The four-building project will be built in four phases on three acres adjacent to the Kapolei Library along Manawai Street that Avalon bought for $6.7 million in December 2006. Avalon also is buying for an undisclosed price a 2.7-acre parcel that is zoned for business-mixed use adjacent to the Kapolei Pacific Center property.
 
Nearby, Maryl Group hopes to break ground on the first phase of its office-retail project, on three acres diagonally across from the state office building.
 
“We’ve recently reconfigured our development plan and we have scheduled now a phased multibuilding program up to 10 stories,” Maryl Group President Mark Richards said. “It would be taller than anything that’s there today.”
 
Each building will be between eight and 10 stories tall, with up to about 60,000 square feet of ground-floor retail and restaurant space topped by approximately 360,000 square feet of office space, he said.
 
The first building is in the design phase, and preleasing already has started, but no start date has been determined. Timing for the second and third phases will depend on demand, Richards said.
 
A third office project, which was to have been built by California-based Kahl and Goveia on three acres behind Island Pacific Academy, has been scrapped, and the land is back on the market.
 
Foodland Super Market plans to start construction early next year of its new store and shopping village on four acres along a yet-unbuilt stretch of Kapolei Parkway. The site of the 56,320-square-foot Kapolei Village Center is across from a half-dozen mixed-use parcels that are under negotiation, and which border D.R. Horton’s planned Mehana at Kapolei residential project.
 
More homes and jobs
 
The James Campbell Co. is working on three future projects that also will enhance the second city — the Kapolei Harborside Industrial Park, the Kapolei West residential and retail project and the Makaiwa Hills residential project.
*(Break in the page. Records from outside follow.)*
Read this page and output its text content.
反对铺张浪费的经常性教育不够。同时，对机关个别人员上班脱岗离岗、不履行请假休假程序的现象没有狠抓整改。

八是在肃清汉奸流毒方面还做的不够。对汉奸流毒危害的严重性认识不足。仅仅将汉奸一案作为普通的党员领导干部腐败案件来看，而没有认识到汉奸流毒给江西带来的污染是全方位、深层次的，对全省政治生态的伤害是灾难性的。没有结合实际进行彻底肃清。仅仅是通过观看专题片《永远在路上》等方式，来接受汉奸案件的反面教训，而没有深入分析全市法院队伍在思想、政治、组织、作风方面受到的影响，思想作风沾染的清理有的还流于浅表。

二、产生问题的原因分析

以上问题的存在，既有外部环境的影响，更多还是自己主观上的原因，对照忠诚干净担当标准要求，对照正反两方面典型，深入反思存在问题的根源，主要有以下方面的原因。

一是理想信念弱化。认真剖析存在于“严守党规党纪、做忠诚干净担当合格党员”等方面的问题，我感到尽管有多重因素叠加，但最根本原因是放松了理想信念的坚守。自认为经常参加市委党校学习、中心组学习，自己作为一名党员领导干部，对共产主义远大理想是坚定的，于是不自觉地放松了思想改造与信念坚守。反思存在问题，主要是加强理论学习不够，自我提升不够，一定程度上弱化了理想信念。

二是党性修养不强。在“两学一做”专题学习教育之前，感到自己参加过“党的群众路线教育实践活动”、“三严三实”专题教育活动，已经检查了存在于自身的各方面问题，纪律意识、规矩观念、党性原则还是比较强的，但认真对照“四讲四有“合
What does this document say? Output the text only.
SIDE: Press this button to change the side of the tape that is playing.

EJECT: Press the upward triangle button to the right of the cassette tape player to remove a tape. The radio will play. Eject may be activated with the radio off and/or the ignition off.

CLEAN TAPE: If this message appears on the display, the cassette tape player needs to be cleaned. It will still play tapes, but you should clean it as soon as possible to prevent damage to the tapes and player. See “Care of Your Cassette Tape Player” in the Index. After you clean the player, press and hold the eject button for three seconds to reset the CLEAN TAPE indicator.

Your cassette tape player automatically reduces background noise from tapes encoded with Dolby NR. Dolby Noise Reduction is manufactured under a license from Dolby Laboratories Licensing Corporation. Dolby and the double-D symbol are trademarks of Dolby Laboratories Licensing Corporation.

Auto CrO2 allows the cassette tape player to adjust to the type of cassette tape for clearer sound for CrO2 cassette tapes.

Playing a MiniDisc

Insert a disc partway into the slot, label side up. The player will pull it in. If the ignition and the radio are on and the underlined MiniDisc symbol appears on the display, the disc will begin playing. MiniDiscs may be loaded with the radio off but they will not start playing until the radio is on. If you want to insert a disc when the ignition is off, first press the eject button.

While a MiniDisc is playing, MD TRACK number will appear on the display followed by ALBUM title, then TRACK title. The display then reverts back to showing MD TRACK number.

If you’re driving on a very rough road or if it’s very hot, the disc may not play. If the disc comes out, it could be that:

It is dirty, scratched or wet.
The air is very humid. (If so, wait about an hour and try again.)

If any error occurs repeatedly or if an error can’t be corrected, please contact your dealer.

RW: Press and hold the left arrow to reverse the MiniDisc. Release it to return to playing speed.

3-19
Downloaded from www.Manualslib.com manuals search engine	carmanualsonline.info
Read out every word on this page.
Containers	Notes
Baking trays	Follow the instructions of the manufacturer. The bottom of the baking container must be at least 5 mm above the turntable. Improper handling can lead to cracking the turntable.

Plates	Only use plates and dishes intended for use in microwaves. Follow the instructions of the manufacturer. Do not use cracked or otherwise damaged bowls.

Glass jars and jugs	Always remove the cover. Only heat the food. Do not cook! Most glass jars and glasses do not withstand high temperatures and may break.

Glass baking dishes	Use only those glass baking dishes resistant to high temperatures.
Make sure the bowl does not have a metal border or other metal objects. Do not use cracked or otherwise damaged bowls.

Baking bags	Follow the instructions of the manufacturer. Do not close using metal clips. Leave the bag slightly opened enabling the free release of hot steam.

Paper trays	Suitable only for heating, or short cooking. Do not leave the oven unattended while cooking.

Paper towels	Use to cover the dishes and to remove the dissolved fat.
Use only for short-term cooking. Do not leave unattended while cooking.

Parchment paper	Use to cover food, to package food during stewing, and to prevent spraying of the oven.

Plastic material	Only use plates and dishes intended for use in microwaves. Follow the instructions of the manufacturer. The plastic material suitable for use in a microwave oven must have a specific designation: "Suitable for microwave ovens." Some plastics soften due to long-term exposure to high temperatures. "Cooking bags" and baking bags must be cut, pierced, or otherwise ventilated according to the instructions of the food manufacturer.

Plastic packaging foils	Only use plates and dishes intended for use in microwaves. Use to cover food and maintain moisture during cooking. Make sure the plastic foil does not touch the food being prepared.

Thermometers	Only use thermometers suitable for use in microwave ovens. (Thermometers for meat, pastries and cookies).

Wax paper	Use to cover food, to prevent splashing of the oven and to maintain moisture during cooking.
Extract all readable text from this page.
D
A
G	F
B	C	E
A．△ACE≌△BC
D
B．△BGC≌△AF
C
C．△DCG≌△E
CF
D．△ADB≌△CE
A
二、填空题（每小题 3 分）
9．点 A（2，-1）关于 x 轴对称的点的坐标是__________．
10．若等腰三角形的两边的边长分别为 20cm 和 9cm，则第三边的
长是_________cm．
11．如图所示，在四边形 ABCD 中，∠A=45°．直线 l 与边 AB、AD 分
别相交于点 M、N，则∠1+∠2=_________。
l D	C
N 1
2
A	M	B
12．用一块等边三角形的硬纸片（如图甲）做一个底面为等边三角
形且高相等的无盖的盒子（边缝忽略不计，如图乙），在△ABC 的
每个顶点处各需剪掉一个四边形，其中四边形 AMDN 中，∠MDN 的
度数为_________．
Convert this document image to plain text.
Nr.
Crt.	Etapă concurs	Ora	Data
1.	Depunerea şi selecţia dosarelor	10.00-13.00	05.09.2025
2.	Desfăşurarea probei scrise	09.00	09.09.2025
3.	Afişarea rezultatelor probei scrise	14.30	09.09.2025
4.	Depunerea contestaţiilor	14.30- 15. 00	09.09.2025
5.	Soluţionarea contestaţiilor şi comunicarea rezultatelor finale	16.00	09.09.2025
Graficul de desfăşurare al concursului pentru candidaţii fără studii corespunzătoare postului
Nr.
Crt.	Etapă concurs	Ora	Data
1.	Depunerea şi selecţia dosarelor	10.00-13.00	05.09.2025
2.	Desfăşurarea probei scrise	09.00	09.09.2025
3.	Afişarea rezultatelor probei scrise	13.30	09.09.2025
Combined, the three developments will add 6,500 homes and more than 7,000 jobs to the area.
 
In the meantime, the company is working on building out some $180 million in roads and other infrastructure by 2010 so that the planned projects can proceed on schedule, Myers said.
 
“It’s a pretty large undertaking,” he said. “I think it’s the largest private-sector [funded] public infrastructure initiative that I’ve ever heard about [in Hawaii].”